I appreciate all the thoughts. Here are a couple responses from me:
3car - if you ever see pasture land go for $300-$500 an acre please let me know. I would buy that in a heartbeat but I am extremely doubtful there is any property in the pheasant triangle that is going for that price today. The cheapest I have seen land is around that $1,500 an acre with an easement on it and a huge pond on the property. When I say big pond depends on the year but I would say pond is at least half of a quarter of the land. I don't mind having a pond on the property because I like the diversity but I hope it doesn't take up the whole property. If you have decent land then it's more like $2,000 an acre.
I agree, rather than buy a section with partners try to find a quarter by myself. Even at $2,000 an acre that's $320,000 which could be doable in a year or two when I can save a bigger down payment.
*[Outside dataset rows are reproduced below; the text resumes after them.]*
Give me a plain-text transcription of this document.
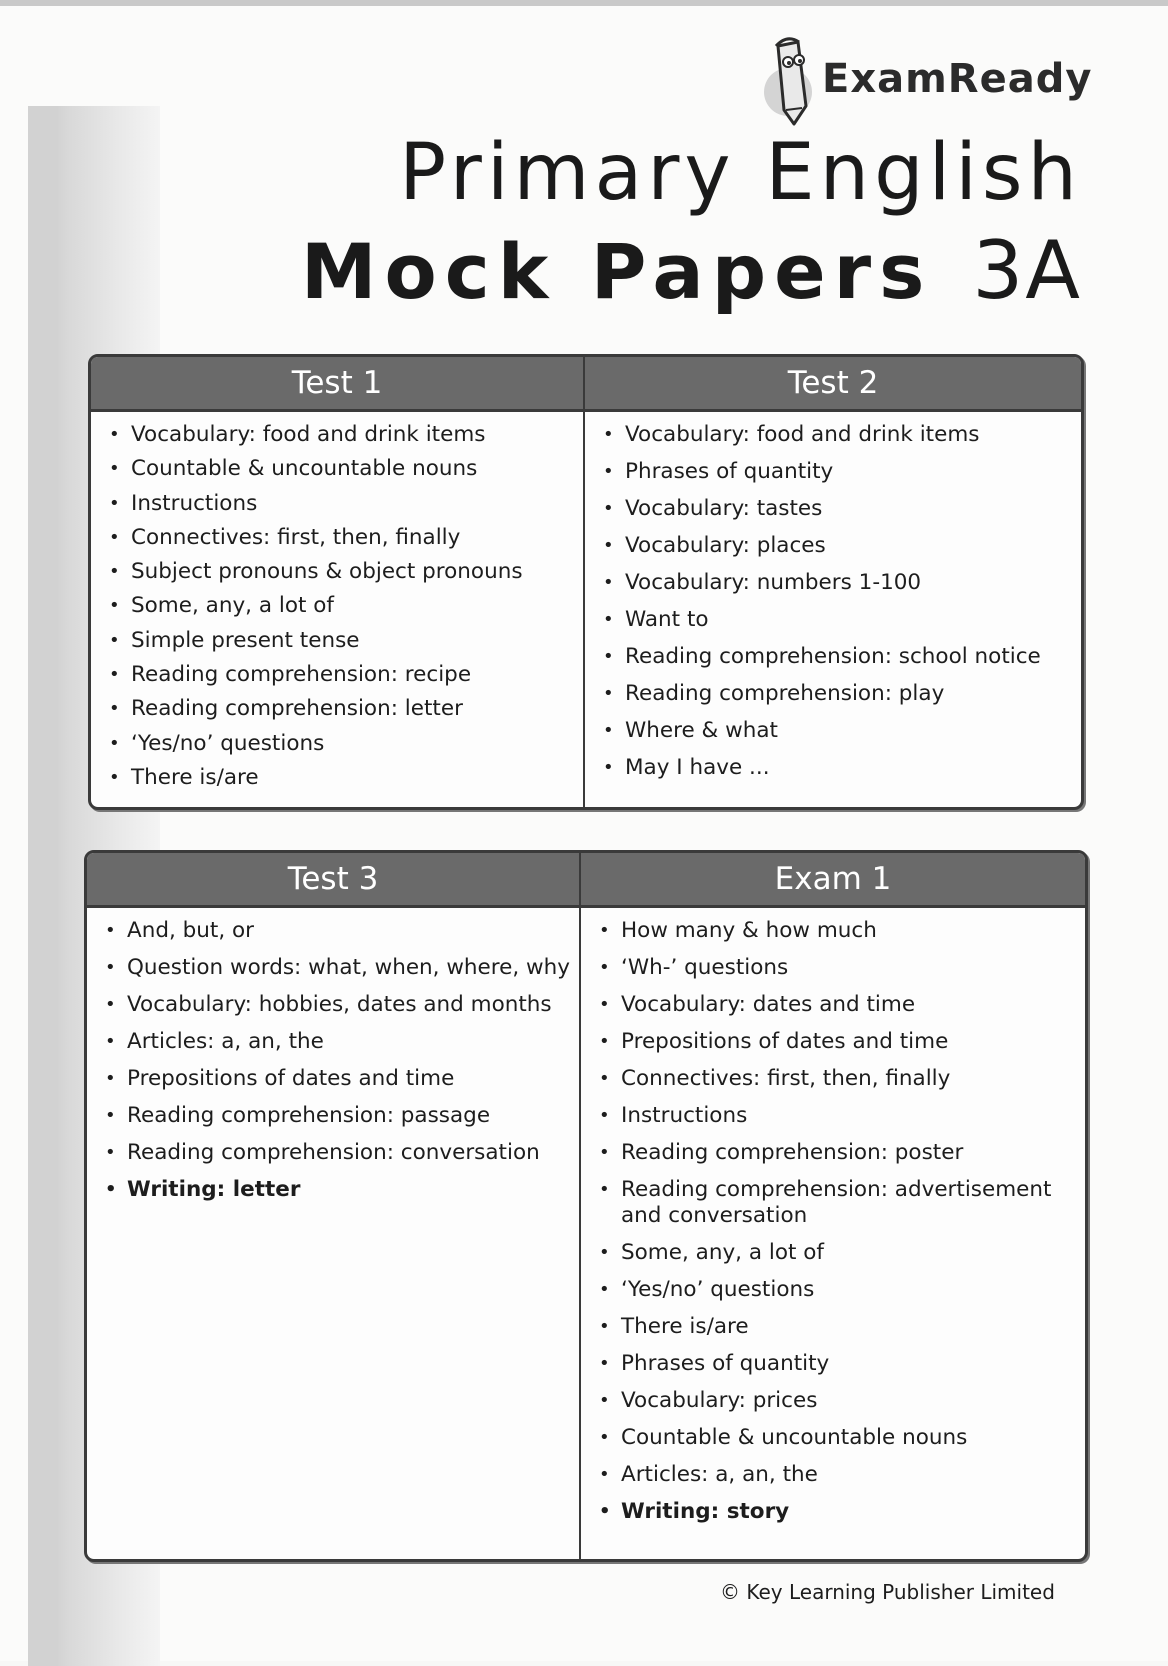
ExamReady
Primary English
Mock Papers 3A
Test 1
• Vocabulary: food and drink items
• Countable & uncountable nouns
• Instructions
• Connectives: first, then, finally
• Subject pronouns & object pronouns
• Some, any, a lot of
• Simple present tense
• Reading comprehension: recipe
• Reading comprehension: letter
• ‘Yes/no’ questions
• There is/are
Test 2
• Vocabulary: food and drink items
• Phrases of quantity
• Vocabulary: tastes
• Vocabulary: places
• Vocabulary: numbers 1-100
• Want to
• Reading comprehension: school notice
• Reading comprehension: play
• Where & what
• May I have ...
Test 3
• And, but, or
• Question words: what, when, where, why
• Vocabulary: hobbies, dates and months
• Articles: a, an, the
• Prepositions of dates and time
• Reading comprehension: passage
• Reading comprehension: conversation
• Writing: letter
Exam 1
• How many & how much
• ‘Wh-’ questions
• Vocabulary: dates and time
• Prepositions of dates and time
• Connectives: first, then, finally
• Instructions
• Reading comprehension: poster
• Reading comprehension: advertisement and conversation
• Some, any, a lot of
• ‘Yes/no’ questions
• There is/are
• Phrases of quantity
• Vocabulary: prices
• Countable & uncountable nouns
• Articles: a, an, the
• Writing: story
© Key Learning Publisher Limited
Might be better to wait a couple years anyways because interest rates are around 8% for a 20 or 25 year loan and that was before the interest rate increase yesterday.
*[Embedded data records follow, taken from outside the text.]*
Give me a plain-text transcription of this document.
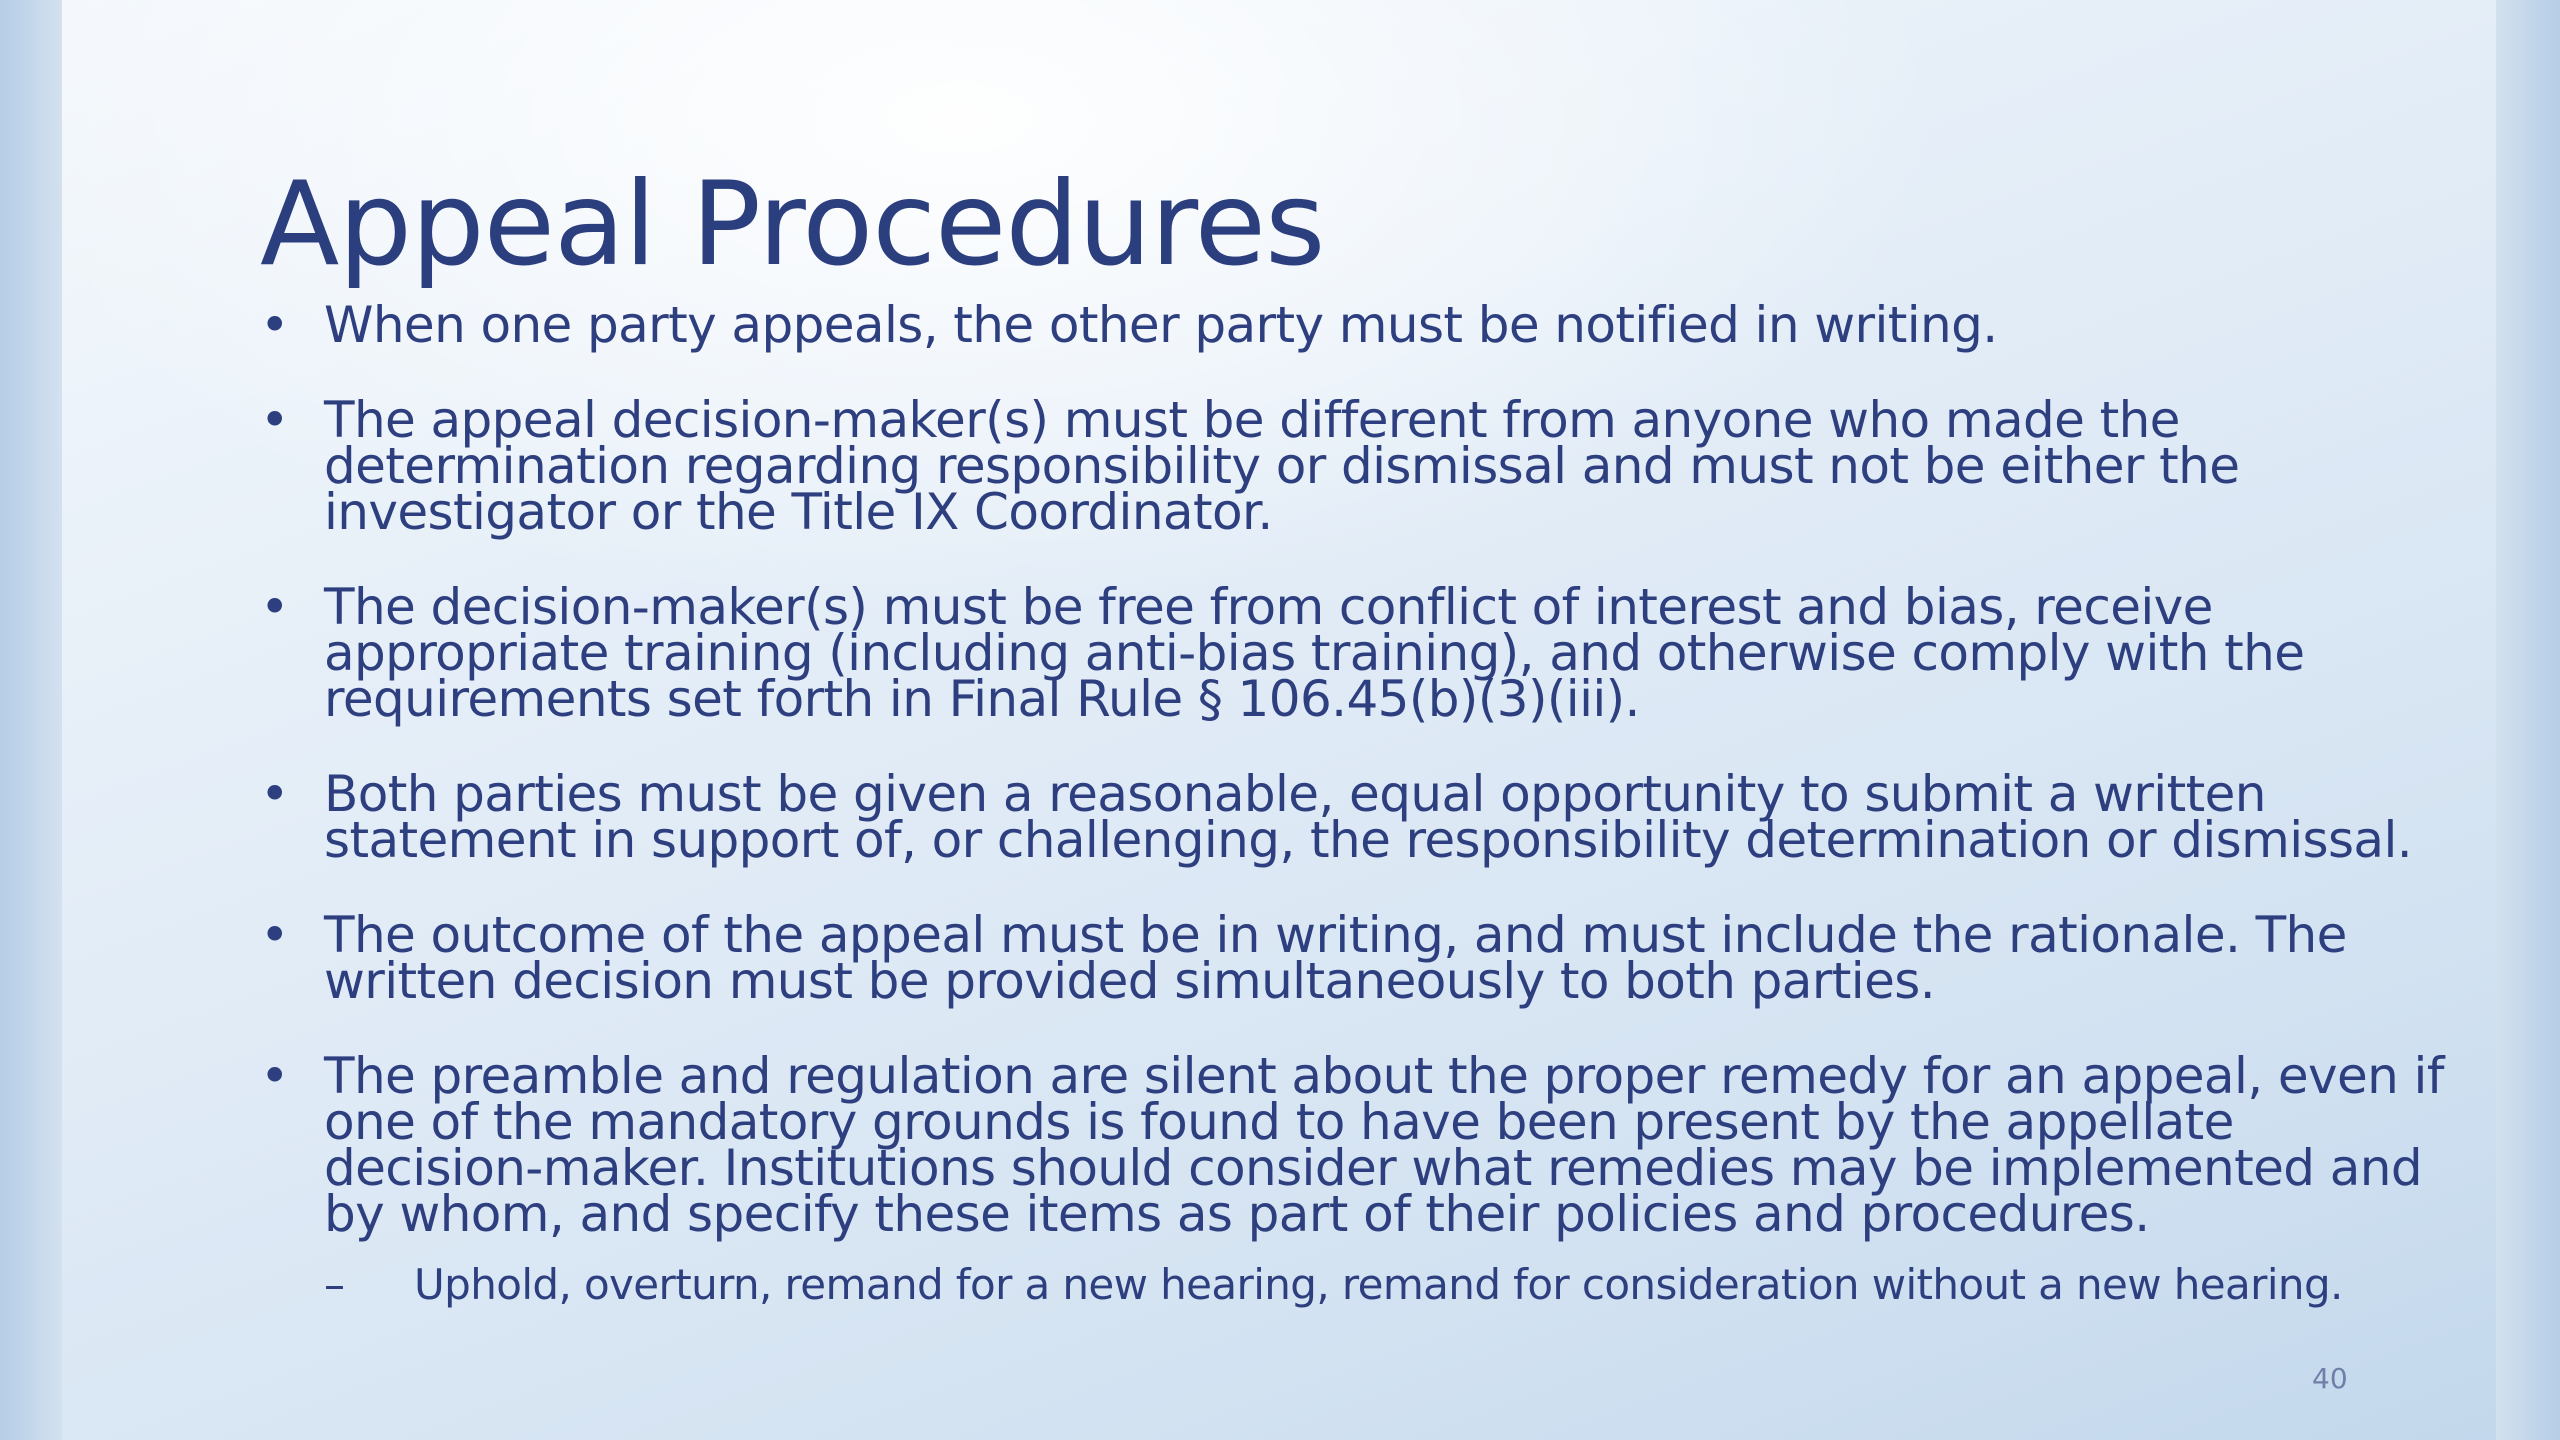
Appeal Procedures
• When one party appeals, the other party must be notified in writing.
• The appeal decision-maker(s) must be different from anyone who made the determination regarding responsibility or dismissal and must not be either the investigator or the Title IX Coordinator.
• The decision-maker(s) must be free from conflict of interest and bias, receive appropriate training (including anti-bias training), and otherwise comply with the requirements set forth in Final Rule § 106.45(b)(3)(iii).
• Both parties must be given a reasonable, equal opportunity to submit a written statement in support of, or challenging, the responsibility determination or dismissal.
• The outcome of the appeal must be in writing, and must include the rationale. The written decision must be provided simultaneously to both parties.
• The preamble and regulation are silent about the proper remedy for an appeal, even if one of the mandatory grounds is found to have been present by the appellate decision-maker. Institutions should consider what remedies may be implemented and by whom, and specify these items as part of their policies and procedures.
– Uphold, overturn, remand for a new hearing, remand for consideration without a new hearing.
40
Somebody else said, you'll never get that money back. Depends on how you look at it. You could go to a really nice pheasant lodge (I know the whole debate on wild vs. pen raised) and spend $3,000 for a nice 3 day 4 night hunt and if I hunt for the next 40 years of my life that's $120,000. That is no where near the cost of buying a membership into a club or your own property around $250,000. I guess you just hope the land keeps appreciating in value and you have a place to take you kids.
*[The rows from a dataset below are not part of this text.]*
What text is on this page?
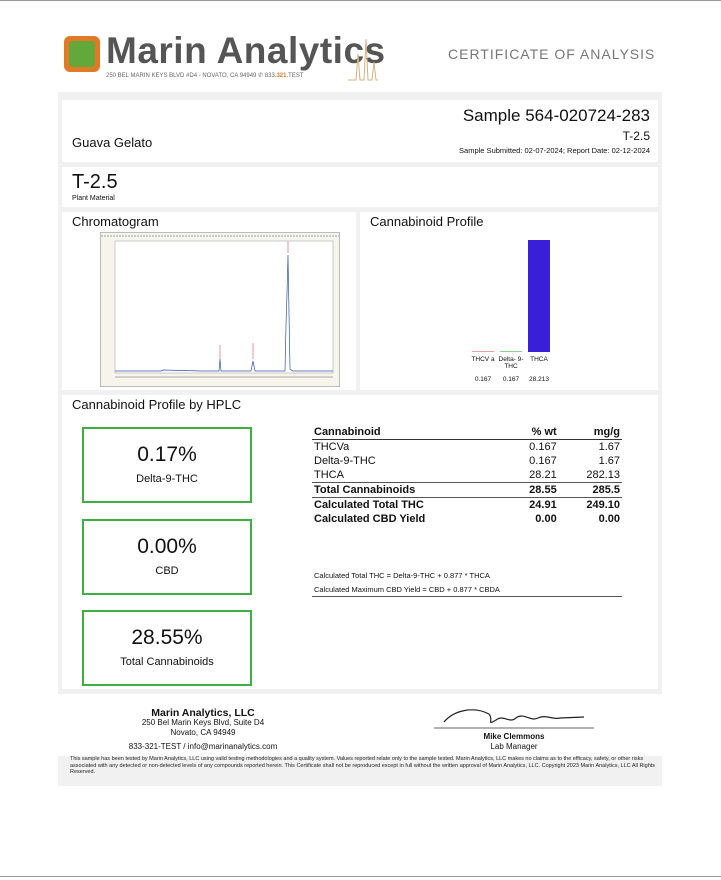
Marin Analytics
250 BEL MARIN KEYS BLVD #D4 - NOVATO, CA 94949 ✆ 833.321.TEST
CERTIFICATE OF ANALYSIS
Sample 564-020724-283
T-2.5
Sample Submitted: 02-07-2024; Report Date: 02-12-2024
Guava Gelato
T-2.5
Plant Material
Chromatogram	Cannabinoid Profile
THCV a
0.167
Delta- 9-THC
0.167
THCA
28.213
Cannabinoid Profile by HPLC
0.17%
Delta-9-THC
0.00%
CBD
28.55%
Total Cannabinoids
Cannabinoid	% wt	mg/g
THCVa	0.167	1.67
Delta-9-THC	0.167	1.67
THCA	28.21	282.13
Total Cannabinoids	28.55	285.5
Calculated Total THC	24.91	249.10
Calculated CBD Yield	0.00	0.00
Calculated Total THC = Delta-9-THC + 0.877 * THCA
Calculated Maximum CBD Yield = CBD + 0.877 * CBDA
Marin Analytics, LLC
250 Bel Marin Keys Blvd, Suite D4
Novato, CA 94949
833-321-TEST / info@marinanalytics.com
Mike Clemmons
Lab Manager
This sample has been tested by Marin Analytics, LLC using valid testing methodologies and a quality system. Values reported relate only to the sample tested. Marin Analytics, LLC makes no claims as to the efficacy, safety, or other risks associated with any detected or non-detected levels of any compounds reported herein. This Certificate shall not be reproduced except in full without the written approval of Marin Analytics, LLC. Copyright 2023 Marin Analytics, LLC All Rights Reserved.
I agree LLC needs to be rock solid. I used to work at a duck club in California. Back in the days the membership dues to buy in were close to 1/2 million and I've been told it has gone up even more along with an annual due of $25,000. That has gone up too of course. What hasn't? These guys had money though and flew in on private jets and went hunting for a couple days a year. I can only dream I win that 1 billion dollar lottery ticket but it's a 1 in 292 million chance to win so I never buy lottery tickets to begin with.
Lastly, land prices that are not in easements are out of control. I just saw a listing for 240 acres around Carthage, SD and it was for listed with
Midwest Land Group for 1.25 million. That's $5,200 an acre. I could never afford that. The sad thing is I don't really ever see land prices coming down drastically. I saw where the world population is approaching 8 billion people and they're not making more land.
Thanks for all the feed back and if any of you ever come across a nice wealthy laid back individual that will let me do all the hard physical labor and would buy 3/4 of the membership and be nice enough to let me in on the deal, let me know.